Import maps are a way to map the names of imported packages to the full path on the filesystem allowing developers to use bare module import.

At their simplest, import maps are a list of tuples in the form of <package-name>: <path-to-package>

The following example gives Lodash the identified Lodash, like so:

<script type="importmap">
{
  "imports": {
    "lodash": "/node_modules/lodash-es/lodash.js"
  }
}
</script>

Then you can do the following in your module scripts:

<script type="module">
import { partition } from "lodash";

partition(users, 'active');
</script>

Then start a server in the root of your project where your package.json and node_modules folder live. And that’s python3 -m http.server or whichever you prefer.

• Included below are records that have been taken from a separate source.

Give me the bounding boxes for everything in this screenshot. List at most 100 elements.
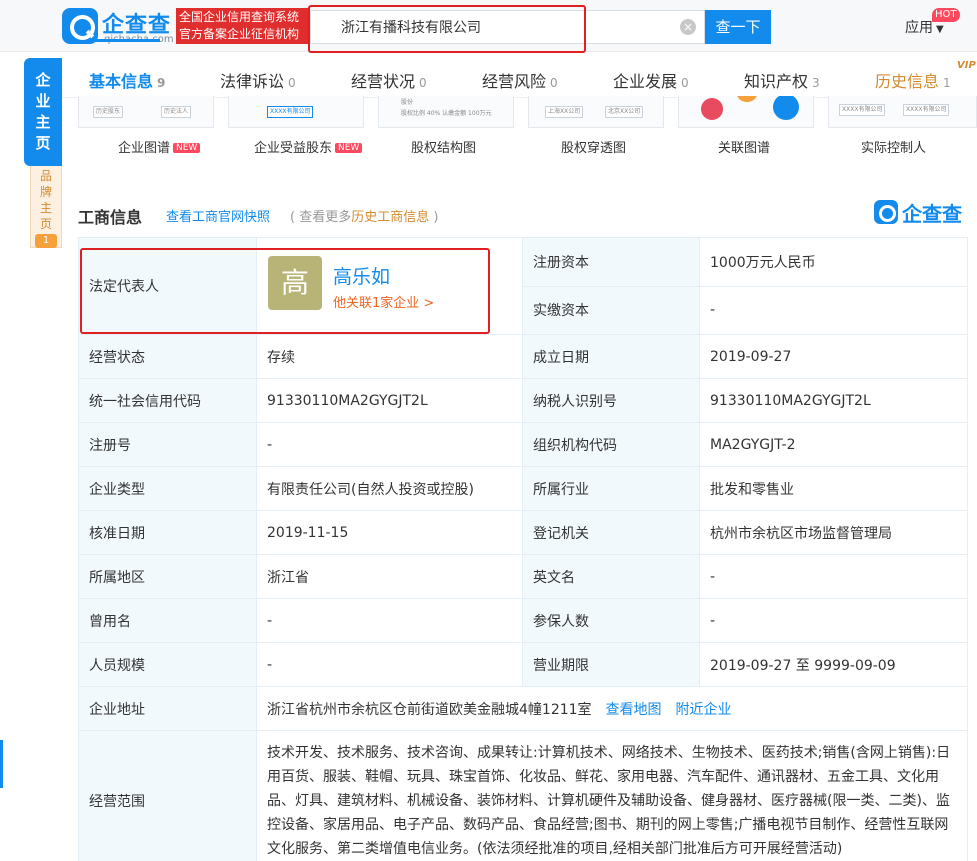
- field-value: 2019-09-27: [699, 334, 968, 379]
- field-label: 营业期限: [522, 642, 700, 687]
- main-tabs: 基本信息 9 法律诉讼 0 经营状况 0 经营风险 0 企业发展 0 知识产权 3 历史信息…: [62, 56, 977, 98]
- side-tab-char: 主: [35, 113, 51, 131]
- field-label: 参保人数: [522, 598, 700, 643]
- business-scope-value: 技术开发、技术服务、技术咨询、成果转让:计算机技术、网络技术、生物技术、医药技术…: [256, 730, 968, 861]
- graph-label-text: 企业图谱: [118, 141, 171, 156]
- table-row: 曾用名 - 参保人数 -: [78, 598, 968, 643]
- graph-thumb-equity[interactable]: 股份 股权比例 40% 认缴金额 100万元: [378, 96, 514, 128]
- graph-thumb-penetration[interactable]: 上海XX公司 北京XX公司: [528, 96, 664, 128]
- graph-thumb-controller[interactable]: XXXX有限公司 XXXX有限公司: [828, 96, 977, 128]
- chevron-down-icon: ▼: [936, 24, 944, 35]
- legal-rep-associated-link[interactable]: 他关联1家企业 >: [333, 292, 434, 311]
- watermark-logo: 企查查: [874, 198, 970, 226]
- tab-count: 0: [681, 76, 689, 90]
- field-value: 91330110MA2GYGJT2L: [699, 378, 968, 423]
- section-title: 工商信息: [78, 208, 143, 227]
- thumb-node: XXXX有限公司: [267, 106, 314, 118]
- slogan-line-1: 全国企业信用查询系统: [179, 10, 300, 24]
- active-tab-indicator: [88, 39, 160, 42]
- tab-history[interactable]: 历史信息 1: [875, 68, 951, 92]
- table-row: 人员规模 - 营业期限 2019-09-27 至 9999-09-09: [78, 642, 968, 687]
- vip-icon: VIP: [957, 60, 976, 71]
- field-label: 组织机构代码: [522, 422, 700, 467]
- field-label: 注册号: [78, 422, 257, 467]
- graph-thumb-company[interactable]: 历史股东 历史法人: [78, 96, 214, 128]
- field-value: 浙江省: [256, 554, 523, 599]
- view-map-link[interactable]: 查看地图: [606, 702, 662, 718]
- tab-label: 法律诉讼: [220, 72, 285, 91]
- graph-label-text: 股权结构图: [411, 141, 477, 156]
- graph-label-text: 企业受益股东: [254, 141, 333, 156]
- clear-icon[interactable]: ×: [680, 19, 696, 35]
- search-button[interactable]: 查一下: [705, 10, 771, 44]
- tab-ip[interactable]: 知识产权 3: [744, 68, 820, 92]
- side-tab-char: 页: [35, 134, 51, 152]
- field-value: 存续: [256, 334, 523, 379]
- app-menu-label: 应用: [905, 20, 933, 36]
- nearby-companies-link[interactable]: 附近企业: [676, 702, 732, 718]
- thumb-node: 历史法人: [161, 106, 192, 118]
- tab-basic-info[interactable]: 基本信息 9: [89, 68, 165, 92]
- field-value: 2019-11-15: [256, 510, 523, 555]
- graph-thumb-related[interactable]: [678, 96, 814, 128]
- tab-risk[interactable]: 经营风险 0: [482, 68, 558, 92]
- table-row: 法定代表人 高 高乐如 他关联1家企业 > 注册资本 1000万元人民币: [78, 237, 968, 335]
- field-label: 成立日期: [522, 334, 700, 379]
- note-prefix: ( 查看更多: [290, 210, 352, 225]
- tab-operations[interactable]: 经营状况 0: [351, 68, 427, 92]
- graph-label-controller[interactable]: 实际控制人: [861, 137, 926, 156]
- legal-rep-name[interactable]: 高乐如: [333, 262, 390, 289]
- tab-label: 历史信息: [875, 72, 940, 91]
- field-label: 经营范围: [78, 730, 257, 861]
- tab-label: 企业发展: [613, 72, 678, 91]
- field-value: -: [256, 598, 523, 643]
- side-tab-company-home[interactable]: 企 业 主 页: [24, 58, 62, 166]
- graph-label-related[interactable]: 关联图谱: [718, 137, 770, 156]
- history-info-link[interactable]: 历史工商信息: [351, 210, 429, 225]
- table-row: 经营状态 存续 成立日期 2019-09-27: [78, 334, 968, 379]
- thumb-node: 上海XX公司: [545, 106, 584, 118]
- left-edge-accent: [0, 740, 3, 788]
- field-label: 英文名: [522, 554, 700, 599]
- graph-label-text: 股权穿透图: [561, 141, 627, 156]
- field-label: 纳税人识别号: [522, 378, 700, 423]
- side-tab-char: 品: [39, 169, 52, 183]
- field-value: 批发和零售业: [699, 466, 968, 511]
- graph-thumb-beneficiary[interactable]: XXXX有限公司: [228, 96, 364, 128]
- graph-label-text: 实际控制人: [861, 141, 927, 156]
- snapshot-link[interactable]: 查看工商官网快照: [166, 206, 270, 225]
- tab-label: 知识产权: [744, 72, 809, 91]
- field-value: 91330110MA2GYGJT2L: [256, 378, 523, 423]
- tab-count: 0: [550, 76, 558, 90]
- thumb-node: XXXX有限公司: [839, 104, 886, 116]
- field-label: 曾用名: [78, 598, 257, 643]
- graph-label-text: 关联图谱: [718, 141, 771, 156]
- tab-label: 经营风险: [482, 72, 547, 91]
- table-row: 经营范围 技术开发、技术服务、技术咨询、成果转让:计算机技术、网络技术、生物技术…: [78, 730, 968, 861]
- slogan-badge: 全国企业信用查询系统 官方备案企业征信机构: [176, 8, 310, 44]
- slogan-line-2: 官方备案企业征信机构: [179, 27, 300, 41]
- avatar[interactable]: 高: [268, 256, 322, 310]
- graph-label-beneficiary[interactable]: 企业受益股东 NEW: [254, 137, 363, 156]
- tab-count: 0: [419, 76, 427, 90]
- tab-development[interactable]: 企业发展 0: [613, 68, 689, 92]
- graph-label-penetration[interactable]: 股权穿透图: [561, 137, 626, 156]
- field-value: 2019-09-27 至 9999-09-09: [699, 642, 968, 687]
- thumb-node: 北京XX公司: [605, 106, 644, 118]
- field-value: -: [256, 422, 523, 467]
- field-label: 登记机关: [522, 510, 700, 555]
- field-label: 核准日期: [78, 510, 257, 555]
- tab-count: 1: [943, 76, 951, 90]
- graph-label-company[interactable]: 企业图谱 NEW: [118, 137, 201, 156]
- tab-legal[interactable]: 法律诉讼 0: [220, 68, 296, 92]
- tab-count: 0: [288, 76, 296, 90]
- field-value: -: [699, 554, 968, 599]
- address-cell: 浙江省杭州市余杭区仓前街道欧美金融城4幢1211室 查看地图 附近企业: [256, 686, 968, 731]
- legal-rep-cell: 高 高乐如 他关联1家企业 >: [256, 237, 523, 335]
- side-tab-brand-home[interactable]: 品 牌 主 页 1: [30, 166, 62, 248]
- history-note: ( 查看更多历史工商信息 ): [290, 206, 438, 225]
- table-row: 统一社会信用代码 91330110MA2GYGJT2L 纳税人识别号 91330110…: [78, 378, 968, 423]
- graph-label-equity[interactable]: 股权结构图: [411, 137, 476, 156]
- side-tab-char: 业: [35, 92, 51, 110]
- search-highlight-box: [308, 5, 586, 53]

Now you can import your module scripts with the bare module syntax directly in the browser without intermediate build steps.

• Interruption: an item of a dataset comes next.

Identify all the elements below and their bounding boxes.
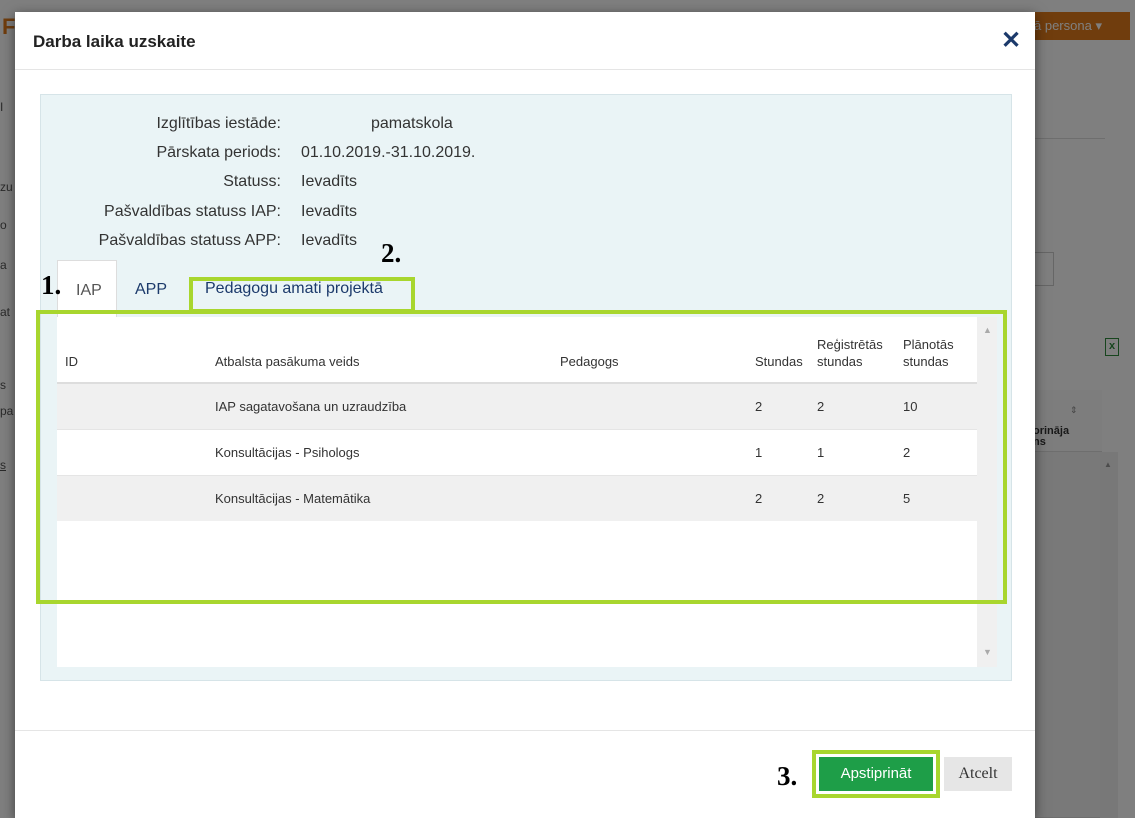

The devil is in the details

There are two issues that make this technique more difficult to use than it should be right now.

Browser support

The first one is browser support. Import Maps are currently only supported in Chromium browsers (Chrome, Edge, Opera among others). They are not supported in Firefox and Safari.

The es-module-shims package can polyfill import maps (and other module-related specifications) for older browsers.

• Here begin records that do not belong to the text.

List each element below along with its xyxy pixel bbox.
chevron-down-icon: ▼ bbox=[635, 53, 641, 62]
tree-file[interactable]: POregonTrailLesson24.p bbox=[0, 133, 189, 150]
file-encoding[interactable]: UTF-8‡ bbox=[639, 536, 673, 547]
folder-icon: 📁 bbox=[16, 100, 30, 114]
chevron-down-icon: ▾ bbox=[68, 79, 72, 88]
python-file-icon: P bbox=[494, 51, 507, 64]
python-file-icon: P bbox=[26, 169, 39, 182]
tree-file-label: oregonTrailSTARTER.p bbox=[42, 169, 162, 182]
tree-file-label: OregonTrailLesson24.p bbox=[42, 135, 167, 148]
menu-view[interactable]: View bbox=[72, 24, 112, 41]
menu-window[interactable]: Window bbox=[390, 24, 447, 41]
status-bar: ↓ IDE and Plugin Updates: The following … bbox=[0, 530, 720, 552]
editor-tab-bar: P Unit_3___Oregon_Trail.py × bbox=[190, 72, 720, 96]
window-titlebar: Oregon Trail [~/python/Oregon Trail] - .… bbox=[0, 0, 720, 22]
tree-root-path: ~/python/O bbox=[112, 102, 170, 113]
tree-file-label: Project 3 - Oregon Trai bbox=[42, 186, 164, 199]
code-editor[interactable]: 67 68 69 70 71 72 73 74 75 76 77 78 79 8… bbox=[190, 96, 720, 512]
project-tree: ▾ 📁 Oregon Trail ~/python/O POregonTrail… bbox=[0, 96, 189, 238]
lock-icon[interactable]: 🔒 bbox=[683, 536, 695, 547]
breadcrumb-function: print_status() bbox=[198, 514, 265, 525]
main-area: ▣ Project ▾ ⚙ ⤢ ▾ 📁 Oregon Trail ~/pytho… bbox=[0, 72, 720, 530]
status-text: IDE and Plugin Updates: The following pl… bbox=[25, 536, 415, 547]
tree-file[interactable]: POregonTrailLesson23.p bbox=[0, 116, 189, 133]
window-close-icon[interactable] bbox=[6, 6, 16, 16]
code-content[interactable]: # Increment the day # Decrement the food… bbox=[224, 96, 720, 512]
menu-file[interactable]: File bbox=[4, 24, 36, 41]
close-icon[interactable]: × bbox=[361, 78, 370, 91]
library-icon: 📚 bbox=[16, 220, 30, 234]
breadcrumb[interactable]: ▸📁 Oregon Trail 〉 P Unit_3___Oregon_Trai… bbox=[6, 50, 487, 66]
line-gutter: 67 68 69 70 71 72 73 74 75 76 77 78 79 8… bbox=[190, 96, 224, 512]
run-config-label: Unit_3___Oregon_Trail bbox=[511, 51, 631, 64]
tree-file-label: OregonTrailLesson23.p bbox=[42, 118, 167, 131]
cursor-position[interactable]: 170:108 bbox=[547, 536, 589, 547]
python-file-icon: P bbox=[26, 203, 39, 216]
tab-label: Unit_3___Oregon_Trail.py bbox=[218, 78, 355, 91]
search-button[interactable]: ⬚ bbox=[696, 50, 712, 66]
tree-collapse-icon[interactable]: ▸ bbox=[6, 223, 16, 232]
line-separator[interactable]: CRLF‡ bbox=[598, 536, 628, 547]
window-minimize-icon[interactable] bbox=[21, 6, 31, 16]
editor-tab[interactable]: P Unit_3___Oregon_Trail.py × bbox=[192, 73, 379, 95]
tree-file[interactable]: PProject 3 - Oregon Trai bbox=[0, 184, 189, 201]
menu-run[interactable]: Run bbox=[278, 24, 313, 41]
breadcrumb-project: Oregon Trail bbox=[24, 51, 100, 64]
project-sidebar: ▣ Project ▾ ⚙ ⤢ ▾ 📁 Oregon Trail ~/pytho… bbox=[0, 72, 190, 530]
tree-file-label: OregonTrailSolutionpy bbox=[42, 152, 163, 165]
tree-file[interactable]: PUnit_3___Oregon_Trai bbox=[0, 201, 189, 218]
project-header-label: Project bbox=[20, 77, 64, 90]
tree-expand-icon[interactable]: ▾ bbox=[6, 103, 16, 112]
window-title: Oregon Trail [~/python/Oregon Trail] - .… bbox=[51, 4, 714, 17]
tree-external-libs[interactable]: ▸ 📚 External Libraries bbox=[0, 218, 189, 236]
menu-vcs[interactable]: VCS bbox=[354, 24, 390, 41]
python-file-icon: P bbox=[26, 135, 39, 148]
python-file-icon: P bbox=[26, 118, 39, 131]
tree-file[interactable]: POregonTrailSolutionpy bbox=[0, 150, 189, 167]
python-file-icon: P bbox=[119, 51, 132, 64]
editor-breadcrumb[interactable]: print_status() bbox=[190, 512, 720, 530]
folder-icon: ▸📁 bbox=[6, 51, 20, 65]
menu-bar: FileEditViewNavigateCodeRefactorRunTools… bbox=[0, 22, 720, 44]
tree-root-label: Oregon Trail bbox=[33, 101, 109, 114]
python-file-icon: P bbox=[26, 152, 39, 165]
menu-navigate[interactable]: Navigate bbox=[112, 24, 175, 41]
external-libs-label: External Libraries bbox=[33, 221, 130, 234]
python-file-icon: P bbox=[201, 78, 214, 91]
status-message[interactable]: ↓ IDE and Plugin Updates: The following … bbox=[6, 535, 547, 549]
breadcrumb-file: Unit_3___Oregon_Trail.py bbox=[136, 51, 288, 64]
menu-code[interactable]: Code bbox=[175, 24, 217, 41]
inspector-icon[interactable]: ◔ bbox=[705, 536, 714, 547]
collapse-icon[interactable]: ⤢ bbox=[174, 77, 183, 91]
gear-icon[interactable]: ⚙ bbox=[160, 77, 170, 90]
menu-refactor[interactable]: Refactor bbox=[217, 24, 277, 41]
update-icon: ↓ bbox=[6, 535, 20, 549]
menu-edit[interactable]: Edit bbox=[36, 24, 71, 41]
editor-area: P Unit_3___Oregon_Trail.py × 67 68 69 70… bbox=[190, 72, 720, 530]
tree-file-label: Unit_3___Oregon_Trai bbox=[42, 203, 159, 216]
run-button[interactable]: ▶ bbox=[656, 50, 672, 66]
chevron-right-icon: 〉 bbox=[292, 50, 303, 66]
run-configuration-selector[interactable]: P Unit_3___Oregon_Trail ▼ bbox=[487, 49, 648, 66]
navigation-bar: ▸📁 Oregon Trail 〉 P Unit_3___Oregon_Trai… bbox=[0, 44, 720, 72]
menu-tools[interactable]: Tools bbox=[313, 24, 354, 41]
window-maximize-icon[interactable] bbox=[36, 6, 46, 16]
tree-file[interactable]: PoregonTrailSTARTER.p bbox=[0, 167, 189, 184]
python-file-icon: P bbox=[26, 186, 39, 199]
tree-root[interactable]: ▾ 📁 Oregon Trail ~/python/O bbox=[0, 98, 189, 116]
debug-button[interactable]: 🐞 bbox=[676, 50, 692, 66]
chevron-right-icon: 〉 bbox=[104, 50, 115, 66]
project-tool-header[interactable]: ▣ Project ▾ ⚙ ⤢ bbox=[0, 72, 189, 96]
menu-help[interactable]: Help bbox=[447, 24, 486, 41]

It requires some changes to our code. First, we need to load es-module-shims using a script tag with the defer attribute so it won’t block rendering.

<script
        defer 
        src="es-module-shims.js">
</script>

The value for the type attribute for the import map changes to importmap-shim so it can use the shim script we loaded.

<script type="importmap-shim">
{
  "imports": {
    "lodash": "/node_modules/lodash-es/lodash.js"
  }
}
</script>

Likewise, the type attribute for module scripts changes to module-shim so it can use the import map we defined.

<script type="module-shim">
  import { partition } from "lodash";
  // ...
  partition(users, 'active');
</script>

The order of the scripts does matter. In any other order, the scripts will not work and you will get an error.

ESM Module availablity

The second issue is that not all packages in NPM are available as ESModules.

Tools like Snowpack can help deal with this. In its simplest use Snowpack “re-installs your dependencies as single JS files to a new web_modules/ directory” to be used with import commands.

You can either run Snopwack manually in your directory:

npx snowpack dev

or run it as an NPM script:

"scripts": {
  "prepare": "snowpack dev"
}

Snowpack will generate a web_modules directories that you’ve specified as dependencies in your package.json and an import map file that you can use to import the modules.

If you need to use packages that are not defined as dependencies in your project’s package.json you can define them as part of your package.json definition

"snowpack": {
  "dependencies": [
    "file1",
    "file2",
    "core-js",
    "module1",
    "module2",
    "moodule3"
  ]
}

It is not an ideal solution, but it works and provides an interim solution until all modules are available as ESModules.